Tuesday, 20 July 2010

Sunrise from Mauna Kea: I

It's the end of the night shift for us on the mountain. After a long night spent trying to satisfy our scientific curiosity it's time to shut down the telescopes and drive down to Hale Pohaku for some much needed sleep. I don't usually take pictures at dawn, I'm usually too tired and all I can think of is breakfast and trying to get some sleep down below. Despite being so tired, I know sleep at 9,000 feet will be fitful and like nearly everyone else I've spoken to who has slept at HP, my dreams will be bizarre and sometimes quite disturbing. It's one of the strange effects of sleeping at altitude that none of the observatory websites tell you about!

The sun is still below the horizon and the Gemini telescope is still open and trying to get the last photons from the Universe for the night.

The CFHT has closed, the sky is now too bright to be able to work and the staff inside the dome are doing their end-of-night shutdown procedures.

Keck 2 is shutting down and making sure the dome is closed before sunrise.

And twenty minutes later the observing staff are off down to lower altitudes and breakfast!

On the other hand, Subaru stayed closed all night. The telescope is undergoing some heavy engineering and I believe it'll remain closed until some time in September. It's very noticeable that HP has become a much quieter place at dinner these days!
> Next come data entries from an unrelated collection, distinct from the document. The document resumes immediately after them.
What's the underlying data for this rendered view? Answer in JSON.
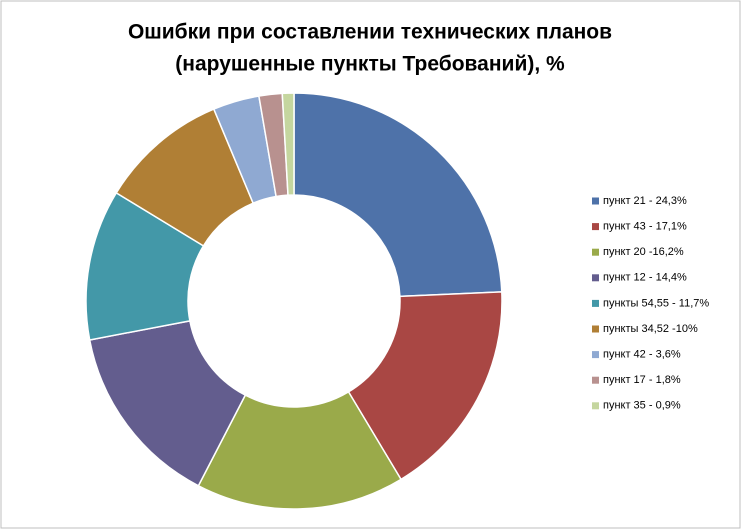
{
  "chart_data": {
    "type": "donut",
    "title": [
      "Ошибки при составлении технических планов",
      "(нарушенные пункты Требований), %"
    ],
    "categories": [
      "пункт 21 - 24,3%",
      "пункт 43 - 17,1%",
      "пункт 20 -16,2%",
      "пункт 12  - 14,4%",
      "пункты 54,55 - 11,7%",
      "пункты 34,52 -10%",
      "пункт 42 - 3,6%",
      "пункт 17 - 1,8%",
      "пункт 35 - 0,9%"
    ],
    "values": [
      24.3,
      17.1,
      16.2,
      14.4,
      11.7,
      10,
      3.6,
      1.8,
      0.9
    ],
    "colors": [
      "#4e72a9",
      "#a94744",
      "#9aaa4a",
      "#635d8e",
      "#4398a8",
      "#b07f35",
      "#8fa9d2",
      "#b8918f",
      "#c5d69f"
    ],
    "legend_position": "right"
  }
}
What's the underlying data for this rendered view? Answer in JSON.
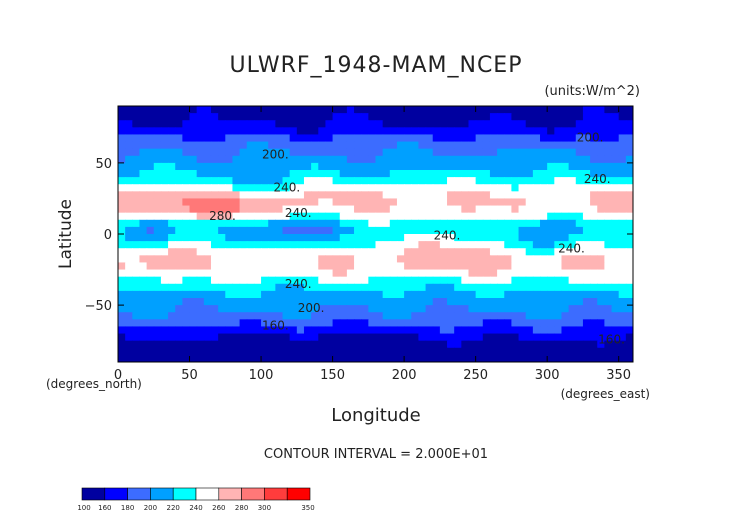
{
  "chart_data": {
    "type": "heatmap",
    "title": "ULWRF_1948-MAM_NCEP",
    "units_label": "(units:W/m^2)",
    "xlabel": "Longitude",
    "ylabel": "Latitude",
    "x_unit_label": "(degrees_east)",
    "y_unit_label": "(degrees_north)",
    "xlim": [
      0,
      360
    ],
    "ylim": [
      -90,
      90
    ],
    "x_ticks": [
      0,
      50,
      100,
      150,
      200,
      250,
      300,
      350
    ],
    "y_ticks": [
      -50,
      0,
      50
    ],
    "contour_interval_text": "CONTOUR INTERVAL = 2.000E+01",
    "contour_labels": [
      {
        "text": "200.",
        "lon": 110,
        "lat": 53
      },
      {
        "text": "200.",
        "lon": 330,
        "lat": 65
      },
      {
        "text": "240.",
        "lon": 118,
        "lat": 30
      },
      {
        "text": "240.",
        "lon": 335,
        "lat": 36
      },
      {
        "text": "280.",
        "lon": 73,
        "lat": 10
      },
      {
        "text": "240.",
        "lon": 126,
        "lat": 12
      },
      {
        "text": "240.",
        "lon": 230,
        "lat": -4
      },
      {
        "text": "240.",
        "lon": 317,
        "lat": -13
      },
      {
        "text": "240.",
        "lon": 126,
        "lat": -38
      },
      {
        "text": "200.",
        "lon": 135,
        "lat": -55
      },
      {
        "text": "160.",
        "lon": 110,
        "lat": -67
      },
      {
        "text": "160.",
        "lon": 345,
        "lat": -77
      }
    ],
    "colorbar": {
      "levels": [
        "100",
        "160",
        "180",
        "200",
        "220",
        "240",
        "260",
        "280",
        "300",
        "350"
      ],
      "colors": [
        "#0000a0",
        "#0000ff",
        "#3c6cff",
        "#00a0ff",
        "#00ffff",
        "#ffffff",
        "#ffb4b4",
        "#ff7878",
        "#ff3c3c",
        "#ff0000"
      ]
    },
    "field_model": {
      "description_units": "W/m^2",
      "zonal_profile": [
        [
          90,
          150
        ],
        [
          80,
          158
        ],
        [
          72,
          168
        ],
        [
          65,
          190
        ],
        [
          58,
          198
        ],
        [
          50,
          208
        ],
        [
          42,
          222
        ],
        [
          35,
          242
        ],
        [
          28,
          258
        ],
        [
          20,
          262
        ],
        [
          12,
          248
        ],
        [
          5,
          228
        ],
        [
          0,
          232
        ],
        [
          -5,
          238
        ],
        [
          -12,
          250
        ],
        [
          -20,
          258
        ],
        [
          -28,
          250
        ],
        [
          -35,
          232
        ],
        [
          -42,
          215
        ],
        [
          -50,
          205
        ],
        [
          -58,
          195
        ],
        [
          -65,
          180
        ],
        [
          -72,
          165
        ],
        [
          -80,
          148
        ],
        [
          -90,
          140
        ]
      ]
    }
  }
}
As ever, click on the pictures for larger versions and I have some more sunrise pictures from the mountain to come.

3 comments:

Zuzana said...

How interesting about strange dreams at high altitudes. My mothers family used to have a cottage in the Slovak woods. When she was a child, her sister would sleep in bed next to the entrance and always complained about having nightmares. Later, almost everyone who slept there had disturbing dreams. Perhaps there was some magnetic field or something, the riddle however was never solved.
Your pictures are breath taking as always, hope the Hawaiian sumer is treating you well,
xoxo

jeannette said...

From the UK to Hawaii - that's a change!
Since I'm doing dream interpretation (I'm a psychologist) I like to know more about the dreams you're talking about. Is it because of the high altitude you were, or because you were over-tired? Your mental and physical state while awake does have an effect on our dreams...

Tom said...

Jeannette - firstly, thanks for popping by and reading my blog!

I'm pretty tired right now so won't go into detail, but I know it's very common for people sleeping at altitude (9,000 feet in our case) to have difficulty sleeping and report vivid dreams. In my case and many others, sleep comes in one-hour stages: sleep for an hour, awake for half an hour and so on. Many attribute this to a lack of oxygen and the body not realising this while asleep until the body suddenly realises its O2 level is very low, so wakes you up. The low O2 level may or may not play a part in the vivid dreams. I don't think anyone knows.

My own theory, and I'm sure it's bollocks, is that we often wake during REM sleep and therefore remember the dream we're having. Most people at sea level don't wake up that often and don't remember their dreams, but since we do, we just happen to remember more of them - the dreams may be normal it's just we happen to remember more of them than other people.

Happy to talk to you more about this but I need to go to bed!